Desktop screen readers tested:
- Windows Narrator
- TODO: borrow someone's mac and test macOS VoiceOver.
- Android: Blink, Gecko, Tor Browser
- iOS WebKit: latest stable version, iOS 12, iOS 10 on an iPhone 5. Also tested Reader Mode.
- TODO: try a KaiOS device and Samsung Internet's dark mode.
The site should work well even on viewports that are under 240 CSS pixels wide.
Mobile screen readers:
- TODO: test KaiOS Readout
- Borrowed an Apple Watch to try the embedded browser.
- TODO: test on a Tizen or Wear OS device's browser (Samsung Internet is a popular choice)

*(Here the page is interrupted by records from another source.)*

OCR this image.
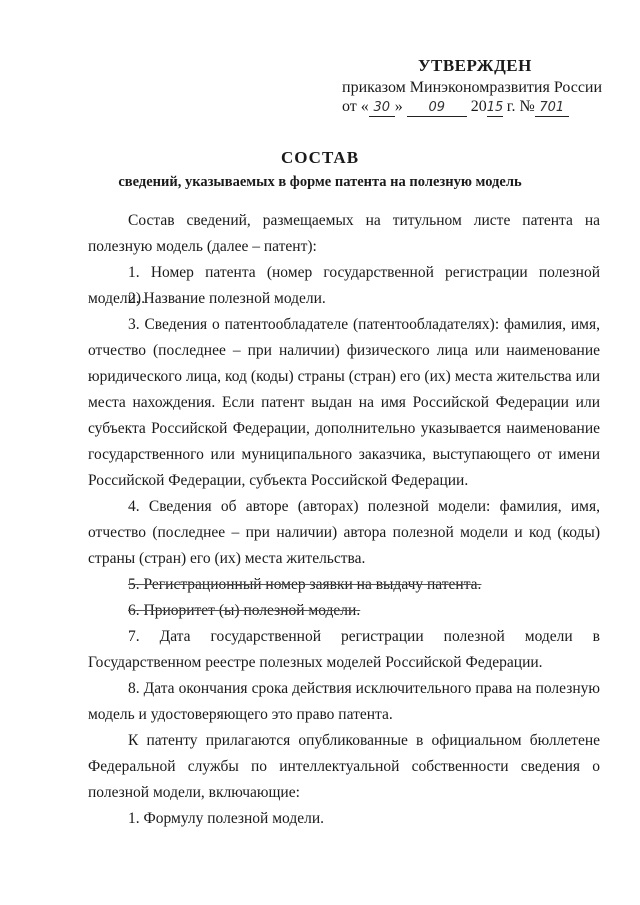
УТВЕРЖДЕН
приказом Минэкономразвития России
от « 30 » 09 2015 г. № 701
СОСТАВ
сведений, указываемых в форме патента на полезную модель

Состав сведений, размещаемых на титульном листе патента на полезную модель (далее – патент):

1. Номер патента (номер государственной регистрации полезной модели).

2. Название полезной модели.

3. Сведения о патентообладателе (патентообладателях): фамилия, имя, отчество (последнее – при наличии) физического лица или наименование юридического лица, код (коды) страны (стран) его (их) места жительства или места нахождения. Если патент выдан на имя Российской Федерации или субъекта Российской Федерации, дополнительно указывается наименование государственного или муниципального заказчика, выступающего от имени Российской Федерации, субъекта Российской Федерации.

4. Сведения об авторе (авторах) полезной модели: фамилия, имя, отчество (последнее – при наличии) автора полезной модели и код (коды) страны (стран) его (их) места жительства.

5. Регистрационный номер заявки на выдачу патента.

6. Приоритет (ы) полезной модели.

7. Дата государственной регистрации полезной модели в Государственном реестре полезных моделей Российской Федерации.

8. Дата окончания срока действия исключительного права на полезную модель и удостоверяющего это право патента.

К патенту прилагаются опубликованные в официальном бюллетене Федеральной службы по интеллектуальной собственности сведения о полезной модели, включающие:

1. Формулу полезной модели.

To my knowledge, this site meets all applicable WCAG 2.2 AA requirements.
This site meets all applicable WCAG 2.2 AAA requirements, with the following exceptions:
- SC 1.4.8 Visual Presentation: long article body text for articles should have an average character count per line below 80 characters. Some lines may exceed this limit. Text outside of article bodies has a longer line width.
- SC 2.4.9 Link Purpose (Link Only): I mostly follow this guideline, but there may be some exceptions. Link purpose in context is always clear, though.
- SC 3.1.5 Reading Level: the required reading ability often exceeds the lower secondary education level
- SC 3.1.6 Pronunciation: I do not yet provide pronunciation information.
I have only tested WCAG compliance in mainstream browser engines (Blink, Gecko, WebKit).
I also go further than WCAG in many aspects.
- Rather than follow SC 2.5.5's requirement to achieve a minimum tap target size of 44 by 44 pixels, I follow Google's more strict guidelines. These guidelines mandate that targets are at least 48-by-48 pixels, with no overlap against any other targets in a 56-by-56 pixel range.
- I ensure at least one such 56-by-56 pixel non-interactive region exists on the page, for users with hand tremors or or anyone who wants to tap the screen without clicking something.
- I only set custom colors in response to the
prefers-color-scheme: dark media query. These custom colors pass APCA contrast ratios, all being close to the ideal lightness contrast of 90. They are also autism- and overstimulation-friendly colors: yellow links are significantly de-saturated to reduce harshness.